Gamma Knife technology represents one of the most advanced means available to help patients with brain tumors, arteriovenous malformations (AVMs), and pain or movement disorders. Over 15,800 patients have undergone Gamma Knife stereotactic radiosurgery at UPMC Presbyterian. In addition, spinal radiosurgery using several radiosurgical systems is offered under the direction of Peter Gerszten, MD, who serves as the Peter E. Sheptak Endowed Chair in spinal neurological surgery.

The center also has a dedicated Elekta NeuroMag® magnetoencephalography (MEG) unit that performs brain mapping in patients with structural brain lesions, epilepsy, trauma and degenerative brain disorders. Dr. Niranjan is the operations director of the MEG project. Dr. Niranjan continues to pursue cutting edge research combining fiber tractography in the care of patients with refractory movement disorders and trigeminal neuralgia. The CIGNS has five committed nurses dedicated to optimal patient care from preoperative consultation to discharge from the outpatient center. They are all especially trained in conscious sedation techniques to provide comfort and attentive care to our patients.

The Center for Image-Guided Neurosurgery is also an international training site for radiosurgery and minimally invasive neurosurgery, holding six week-long training courses per year. Over the last 20 years, more than 2,500 neurosurgeons, neurootologists, radiation oncologists, medical physicists, and nurses have trained at this center. These courses are among the highest rated post-graduate courses offered at the University of Pittsburgh. In 2015, the center opened a new state-of-the-art education and training facility equipped with the latest generation high definition display systems. 

In addition, the center conducts numerous clinical, long-term outcome research projects and is the coordinating center for the International Radiosurgery Research Foundation (IRRF), a multi-institutional international clinical consortium of centers of excellence performing stereotactic radiosurgery using the radiosurgery. The IRRF currently has members from the US, Canada, the Czech republic, Spain, Taiwan, Egypt, Turkey and India. Multiple retrospective clinical trials have been published or are underway. More than 5,000 articles have now been published worldwide in the field of stereotactic radiosurgery. The University of Pittsburgh has the highest number of studies that have been cited more than 100 times. More than 500 peer reviewed articles, several hundred book chapters, and twelve books have been published by individuals affiliated with this center since it opened in 1981. In May of 2019, the 280-page volume Leksell Radiosurgery, coauthored by individuals trained at UPMC, was published by Karger and represented a significant summary of the current role of the Gamma Knife. 

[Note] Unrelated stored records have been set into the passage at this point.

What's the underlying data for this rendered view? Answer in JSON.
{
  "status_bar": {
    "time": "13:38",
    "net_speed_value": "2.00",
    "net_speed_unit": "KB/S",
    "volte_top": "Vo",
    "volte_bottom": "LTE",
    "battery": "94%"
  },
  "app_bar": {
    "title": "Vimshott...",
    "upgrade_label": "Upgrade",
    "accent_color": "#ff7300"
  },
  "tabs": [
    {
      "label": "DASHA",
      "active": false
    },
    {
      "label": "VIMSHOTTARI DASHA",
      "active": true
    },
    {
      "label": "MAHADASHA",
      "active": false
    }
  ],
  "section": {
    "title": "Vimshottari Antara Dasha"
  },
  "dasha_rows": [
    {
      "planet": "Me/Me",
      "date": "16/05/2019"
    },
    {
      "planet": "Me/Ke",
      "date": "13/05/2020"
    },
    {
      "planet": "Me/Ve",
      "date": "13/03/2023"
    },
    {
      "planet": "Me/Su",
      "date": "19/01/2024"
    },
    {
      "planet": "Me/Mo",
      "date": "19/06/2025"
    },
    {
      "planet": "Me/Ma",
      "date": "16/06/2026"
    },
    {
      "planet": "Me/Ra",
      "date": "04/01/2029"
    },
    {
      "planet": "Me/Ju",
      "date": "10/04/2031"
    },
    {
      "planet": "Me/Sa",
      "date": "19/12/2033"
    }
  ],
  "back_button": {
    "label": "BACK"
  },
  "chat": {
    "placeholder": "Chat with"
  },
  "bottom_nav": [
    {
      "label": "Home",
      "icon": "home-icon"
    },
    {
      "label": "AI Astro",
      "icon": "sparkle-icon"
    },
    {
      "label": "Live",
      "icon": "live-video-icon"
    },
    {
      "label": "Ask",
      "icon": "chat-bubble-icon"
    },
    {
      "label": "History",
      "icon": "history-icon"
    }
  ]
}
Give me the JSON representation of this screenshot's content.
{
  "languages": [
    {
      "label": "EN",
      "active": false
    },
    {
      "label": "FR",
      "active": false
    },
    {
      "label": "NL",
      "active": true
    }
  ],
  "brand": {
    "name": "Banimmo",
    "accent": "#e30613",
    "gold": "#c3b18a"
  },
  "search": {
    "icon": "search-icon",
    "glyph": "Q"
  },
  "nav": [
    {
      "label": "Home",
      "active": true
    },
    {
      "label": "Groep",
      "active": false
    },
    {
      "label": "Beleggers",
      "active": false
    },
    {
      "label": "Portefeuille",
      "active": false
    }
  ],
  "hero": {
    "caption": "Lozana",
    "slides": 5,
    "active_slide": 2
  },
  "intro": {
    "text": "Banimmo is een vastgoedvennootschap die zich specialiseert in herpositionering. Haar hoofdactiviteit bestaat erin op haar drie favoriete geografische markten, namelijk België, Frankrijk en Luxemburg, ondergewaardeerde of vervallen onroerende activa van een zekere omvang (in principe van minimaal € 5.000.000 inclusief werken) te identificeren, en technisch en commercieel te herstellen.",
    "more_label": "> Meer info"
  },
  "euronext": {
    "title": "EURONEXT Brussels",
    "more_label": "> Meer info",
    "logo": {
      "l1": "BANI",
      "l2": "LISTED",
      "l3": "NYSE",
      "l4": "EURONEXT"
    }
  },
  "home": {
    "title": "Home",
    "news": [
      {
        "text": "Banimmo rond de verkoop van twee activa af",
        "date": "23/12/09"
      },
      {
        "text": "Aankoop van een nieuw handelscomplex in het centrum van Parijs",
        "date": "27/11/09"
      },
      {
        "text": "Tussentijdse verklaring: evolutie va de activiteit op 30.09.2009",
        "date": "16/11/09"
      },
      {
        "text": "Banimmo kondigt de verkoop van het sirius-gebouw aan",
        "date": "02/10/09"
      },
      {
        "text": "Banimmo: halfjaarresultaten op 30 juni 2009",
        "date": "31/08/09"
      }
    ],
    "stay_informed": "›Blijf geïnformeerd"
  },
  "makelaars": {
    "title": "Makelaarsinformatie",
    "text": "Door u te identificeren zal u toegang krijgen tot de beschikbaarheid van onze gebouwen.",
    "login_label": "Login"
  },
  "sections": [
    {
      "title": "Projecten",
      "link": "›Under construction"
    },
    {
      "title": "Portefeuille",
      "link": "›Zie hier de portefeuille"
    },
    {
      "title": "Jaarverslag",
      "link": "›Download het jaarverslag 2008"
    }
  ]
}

More than 100 U.S. or international fellows have received training at this center since 1987. The center provides an opportunity for advanced training in image-guided stereotactic and functional surgery at the fellowship level. Current international research fellows are from China and Japan. The fellowship has two tracks, one for candidates interested in a functional focus (movement disorders, pain, and epilepsy) and one for candidates focusing on neurooncology and radiosurgery. This one-year PGY-7, or post residency, opportunity is approved by the Society of Neurological Surgeons Committee on Advanced Specialty Training (CAST).

This multidisciplinary Center for Image-Guided Neurosurgery includes the clinical and research efforts of neurosurgeon Hideyuki Kano, MD, PhD, and radiation oncologists John Flickinger, MD, Yoshio Arai, MD, and Harry Katz, MD. The participating medical physics group consists of Jong Oh Kim, PhD, and Greg Bednarz, PhD. Grace Yum provides assistance in medical informatics.